Luis Rubiales, president of the Royal Spanish Football Federation (RFEF), shouts from the podium “I am not going to resign!” He repeats it several times and his words are received with applause from those attending the Extraordinary General Assembly of the RFEF.
And so, the man who kissed the player Jennifer Hermoso without his consent during the celebration of the victory in the Women’s Soccer World Cup assumes a defensive position and tries to become the victim.
No. Rubiales is not the victim of “a hunt”, as he said in this intervention. The victim is Jenni Hermoso.
“Such is the power of (Rubiales) that he can stand on a podium full of people to deny us what we saw with our own eyes and they will also applaud him,” says Catalina Ruiz-Navarro, director of the feminist publication Volcánicas.
“Frequently, when women report some type of sexual violence, such as harassment, sexual abuse, many times they do not have hard evidence because these things happen behind closed doors and that is usually the way in which the aggressors defend themselves by saying: Nobody He saw it, you have no proof, it’s your word against mine. But let’s look at how those same resources are being used, despite the fact that this was recorded by all the cameras in the world and seen by thousands and millions of people, even when what we are seeing clearly shows us that there is a forced weight and that there is no consent,” he adds.
Jenni Hermoso denied that the kiss with Rubiales was consented
Rubiales repeats five times that he is not going to resign. Despite the fact that FIFA opened an investigation against him. Despite the fact that politicians, soccer players, the President of the Spanish Government and international organizations have pointed out his unacceptable conduct and have called for his resignation. Despite the fact that Hermoso herself requests in a statement that the action does not go unpunished.
Rubiales says it loud and strong, but just one sentence from Hermoso, pronounced in the locker room after the team’s victory, is enough to understand why the speech of the RFEF president until now is so dangerous and why the kiss was not ” mutual” or “consensual”, as Rubiales affirms.

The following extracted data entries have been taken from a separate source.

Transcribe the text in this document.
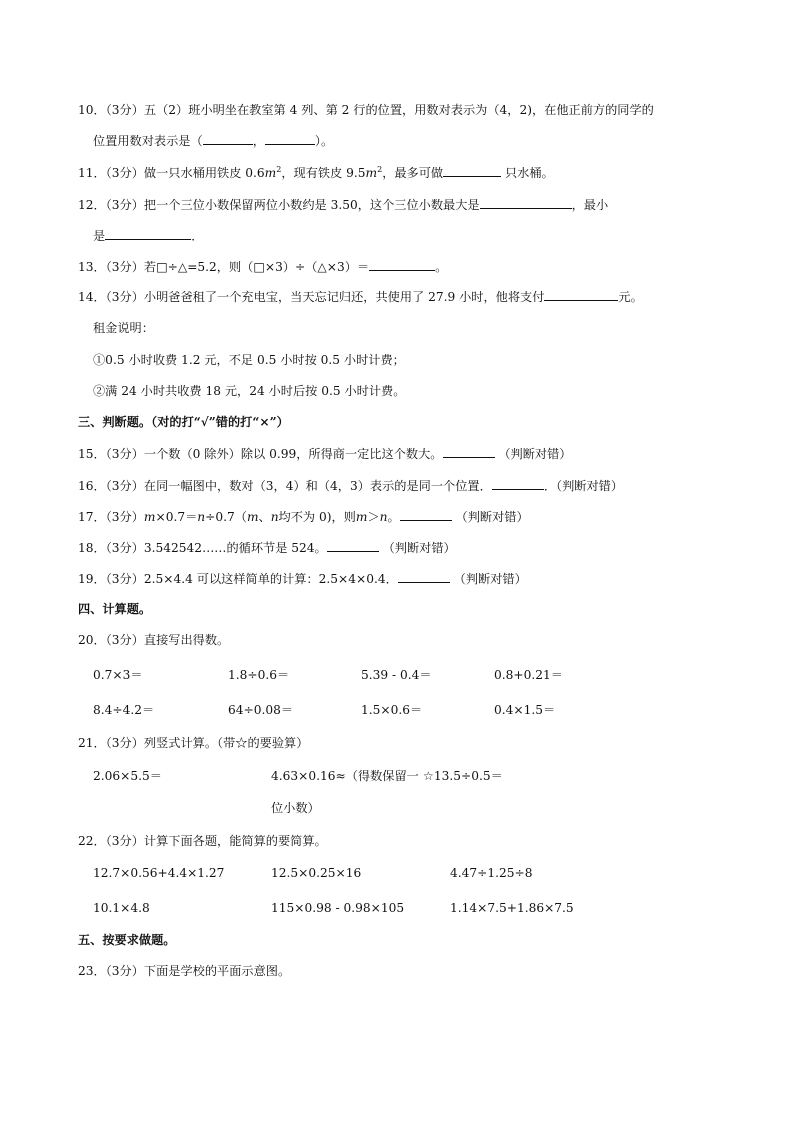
10．（3分）五（2）班小明坐在教室第 4 列、第 2 行的位置，用数对表示为（4，2)，在他正前方的同学的
位置用数对表示是（	，	）。
11．（3分）做一只水桶用铁皮 $0.6m^2$，现有铁皮 $9.5m^2$，最多可做	只水桶。
12．（3分）把一个三位小数保留两位小数约是 3.50，这个三位小数最大是	，最小
是	．
13．（3分）若□÷△=5.2，则（□×3）÷（△×3）＝	。
14．（3分）小明爸爸租了一个充电宝，当天忘记归还，共使用了 27.9 小时，他将支付	元。
租金说明：
①0.5 小时收费 1.2 元，不足 0.5 小时按 0.5 小时计费；
②满 24 小时共收费 18 元，24 小时后按 0.5 小时计费。
三、判断题。（对的打“√”错的打“×”）
15．（3分）一个数（0 除外）除以 0.99，所得商一定比这个数大。	（判断对错）
16．（3分）在同一幅图中，数对（3，4）和（4，3）表示的是同一个位置．	．（判断对错）
17．（3分）m×0.7＝n÷0.7（m、n均不为 0)，则m＞n。	（判断对错）
18．（3分）3.542542……的循环节是 524。	（判断对错）
19．（3分）2.5×4.4 可以这样简单的计算：2.5×4×0.4．	（判断对错）
四、计算题。
20．（3分）直接写出得数。
0.7×3＝	1.8÷0.6＝	5.39 - 0.4＝	0.8+0.21＝
8.4÷4.2＝	64÷0.08＝	1.5×0.6＝	0.4×1.5＝
21．（3分）列竖式计算。（带☆的要验算）
2.06×5.5＝	4.63×0.16≈（得数保留一 ☆13.5÷0.5＝
位小数）
22．（3分）计算下面各题，能简算的要简算。
12.7×0.56+4.4×1.27	12.5×0.25×16	4.47÷1.25÷8
10.1×4.8	115×0.98 - 0.98×105	1.14×7.5+1.86×7.5
五、按要求做题。
23．（3分）下面是学校的平面示意图。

“Hey! But I didn’t like it!” the player said in an Instagram Live broadcast after lifting the trophy in Sydney.
No means no. The lack of a yes, is no. Before, during and after the event.
This Friday, Hermoso added a statement: “I want to clarify that at no time did I consent to the kiss he gave me and in no case did I seek to raise the president. I do not tolerate that my word is questioned, much less that words are invented that I have not said,” Hermoso said in a statement, in which the players of the Spanish team warned that they would resign if the leadership did not change.
Rubiales’ speech tries to rewrite the facts, pretending to invalidate the experience of Hermoso and dismiss the voices that have been raised to support it. This Friday’s statements are an episode, the most outrageous for many, of a series of mistakes that from the moment of the kiss show the lack of measures and forcefulness of those who have the power to make decisions.
let’s go over the facts
On Sunday, August 20, the Spanish women’s soccer team lifts the World Cup in a historic feat in Australia. During the celebration and awards to the players, Rubiales kisses Hermoso on the lips, holding his head in his hands. Then in the locker room, Hermoso pronounces the phrase that we cannot lose sight of and, later, the same transmission shows Rubiales hugging the player, after promising a trip to Ibiza, and saying that the wedding “of Jenni and Luis Rubiales. One day after the victory, in a video, Rubiales issues a statement that you saw as an apology.
“Surely I made a mistake, I have to admit it. Well, in a moment of euphoria without any intention of bad faith, well what happened happened. I think in a very spontaneous way. I repeat, there was no bad faith between either of us. From there, well, we didn’t understand it here because we saw something natural, normal and in no way, I repeat, in bad faith,” he said.
He added that “outside the bubble it seems to have turned into a storm and so if there are people who have been offended, I have to say I’m sorry. There’s no other way, right?”
This pronouncement, which does not recognize the transgression of his act and which points to the “offended” as if the error lay in being outraged by his conduct, is not an apology.
“Something that also happens with reports of sexual violence is that you want to determine the seriousness by supposedly how far the aggressor goes,” explains Ruiz-Navarro. “When once you break the consent of the person, you impose your will on the body and the wishes of another person, that is the maximum violence and you can do it with words, you can do it with actions, you can do it with violations, You can do it in many ways.”